A village where weight-lifters thrived

The English Place Name Society gives the earliest reference to Cross-in-Hand as Cruce Manus in 1547, and the name is believed to be based on the legend that Crusaders assembled there before embarking for the Holy Land.

The village once had two fairs a year, on June 22 and November 19, when the landlord of the Cross-in-Hand Hotel was expected to prepare a feast of roast beef and plum pudding, with all the trimmings, for the revellers.

By tradition the fairs featured weight-lifting contests.
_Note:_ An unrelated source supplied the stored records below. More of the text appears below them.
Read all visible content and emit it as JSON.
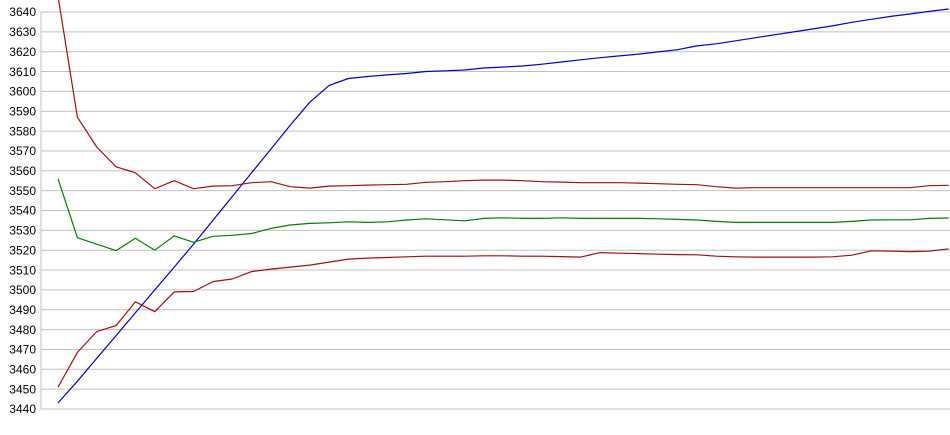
{
  "chart_data": {
    "type": "line",
    "title": "",
    "xlabel": "",
    "ylabel": "",
    "x_tick_labels_visible": false,
    "x_count": 47,
    "ylim": [
      3440,
      3640
    ],
    "ytick_step": 10,
    "ytick_labels": [
      "3640",
      "3630",
      "3620",
      "3610",
      "3600",
      "3590",
      "3580",
      "3570",
      "3560",
      "3550",
      "3540",
      "3530",
      "3520",
      "3510",
      "3500",
      "3490",
      "3480",
      "3470",
      "3460",
      "3450",
      "3440"
    ],
    "grid": "horizontal",
    "legend": "none",
    "colors": {
      "background": "#ffffff",
      "gridline": "#c0c0c0",
      "axis": "#c0c0c0",
      "tick_label": "#000000"
    },
    "series": [
      {
        "name": "line-blue",
        "color": "#0000cc",
        "values": [
          3443,
          3454,
          3465.5,
          3477,
          3488.5,
          3500,
          3511.5,
          3523,
          3535,
          3547,
          3559,
          3571,
          3583,
          3594.5,
          3603,
          3606.5,
          3607.5,
          3608.3,
          3609,
          3610,
          3610.4,
          3610.8,
          3611.8,
          3612.3,
          3612.8,
          3613.7,
          3614.8,
          3615.9,
          3617,
          3617.9,
          3618.8,
          3619.9,
          3621,
          3622.9,
          3624,
          3625.5,
          3627,
          3628.5,
          3630,
          3631.5,
          3633,
          3634.8,
          3636.3,
          3637.8,
          3639,
          3640.3,
          3641.5
        ]
      },
      {
        "name": "line-green",
        "color": "#008000",
        "values": [
          3556,
          3526.3,
          3523,
          3519.8,
          3526,
          3520,
          3527.2,
          3524,
          3527,
          3527.5,
          3528.4,
          3531,
          3532.7,
          3533.5,
          3533.8,
          3534.3,
          3534,
          3534.3,
          3535.2,
          3535.8,
          3535.3,
          3534.8,
          3536,
          3536.3,
          3536,
          3536,
          3536.3,
          3536,
          3536,
          3536,
          3536,
          3535.8,
          3535.5,
          3535.2,
          3534.5,
          3534,
          3534,
          3534,
          3534,
          3534,
          3534,
          3534.5,
          3535.2,
          3535.3,
          3535.3,
          3536,
          3536.2
        ]
      },
      {
        "name": "line-red-upper",
        "color": "#a50d0d",
        "values": [
          3648,
          3587,
          3572,
          3562,
          3559,
          3551,
          3555,
          3551,
          3552.3,
          3552.5,
          3554,
          3554.5,
          3552,
          3551.3,
          3552.3,
          3552.5,
          3552.8,
          3553,
          3553.2,
          3554.2,
          3554.5,
          3555,
          3555.3,
          3555.3,
          3555,
          3554.5,
          3554.3,
          3554,
          3554,
          3554,
          3553.8,
          3553.5,
          3553.2,
          3553,
          3552,
          3551.3,
          3551.5,
          3551.5,
          3551.5,
          3551.5,
          3551.5,
          3551.5,
          3551.5,
          3551.5,
          3551.5,
          3552.5,
          3552.7
        ]
      },
      {
        "name": "line-red-lower",
        "color": "#a50d0d",
        "values": [
          3451,
          3468.5,
          3479,
          3482,
          3494,
          3489,
          3499,
          3499.2,
          3504.2,
          3505.5,
          3509.2,
          3510.5,
          3511.5,
          3512.5,
          3514,
          3515.5,
          3516,
          3516.3,
          3516.7,
          3517,
          3517,
          3517,
          3517.2,
          3517.2,
          3517,
          3517,
          3516.8,
          3516.5,
          3518.8,
          3518.5,
          3518.3,
          3518,
          3517.8,
          3517.7,
          3517,
          3516.7,
          3516.5,
          3516.5,
          3516.5,
          3516.5,
          3516.7,
          3517.5,
          3519.7,
          3519.5,
          3519.3,
          3519.5,
          3520.7
        ]
      }
    ]
  }
}
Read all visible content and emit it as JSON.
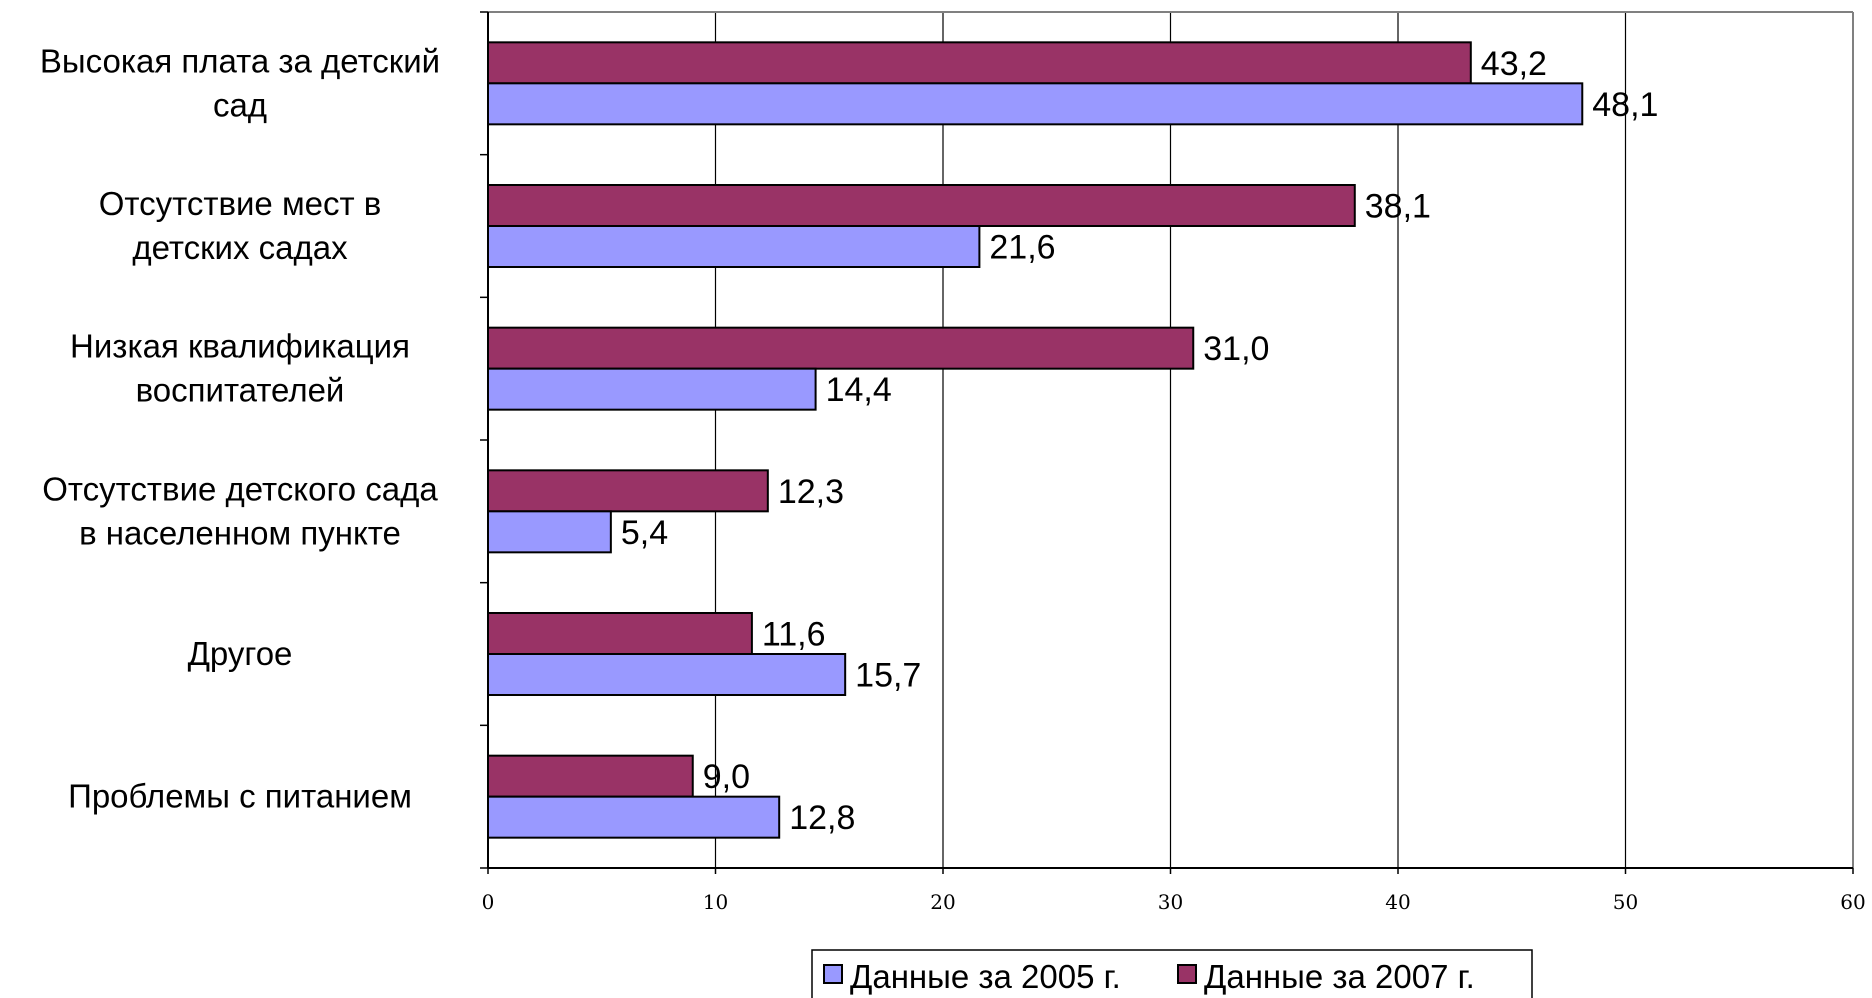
{
  "chart_data": {
    "type": "bar",
    "orientation": "horizontal",
    "categories": [
      [
        "Высокая плата за детский",
        "сад"
      ],
      [
        "Отсутствие мест в",
        "детских садах"
      ],
      [
        "Низкая квалификация",
        "воспитателей"
      ],
      [
        "Отсутствие детского сада",
        "в населенном пункте"
      ],
      [
        "Другое"
      ],
      [
        "Проблемы с питанием"
      ]
    ],
    "series": [
      {
        "name": "Данные за 2007 г.",
        "color": "#993366",
        "values": [
          43.2,
          38.1,
          31.0,
          12.3,
          11.6,
          9.0
        ],
        "labels": [
          "43,2",
          "38,1",
          "31,0",
          "12,3",
          "11,6",
          "9,0"
        ]
      },
      {
        "name": "Данные за 2005 г.",
        "color": "#9999ff",
        "values": [
          48.1,
          21.6,
          14.4,
          5.4,
          15.7,
          12.8
        ],
        "labels": [
          "48,1",
          "21,6",
          "14,4",
          "5,4",
          "15,7",
          "12,8"
        ]
      }
    ],
    "xlim": [
      0,
      60
    ],
    "xticks": [
      0,
      10,
      20,
      30,
      40,
      50,
      60
    ],
    "grid": true,
    "legend_position": "bottom",
    "legend_order": [
      "Данные за 2005 г.",
      "Данные за 2007 г."
    ]
  }
}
These were always won by Strong John Saunders, a local miller who could lift 2cwt and died in 1835 at the age of 82.

A cottage industry that grew to greater things was established at Homestalls, in New Pond Hill, where George Foord lived with his wife Eliza and son.

Mrs Foord made ginger beer for the thirsty workmen out in the fields and young son Thomas in later life made a successful business from it.

He is recorded in Kelly’s Directory of Sussex for the year 1882: ‘Foord, Thomas. Manufacturer of ginger beer, lemonade, soda, seltzer, potash, ginger ale and other mineral waters for which he is famous.’

He was also a farmer and a parish surveyor at an annual salary of £10.

Another local delicacy was flead cakes (flead being pure lard from the pig’s intestines) made by a baker called Tingley in Warren Lane.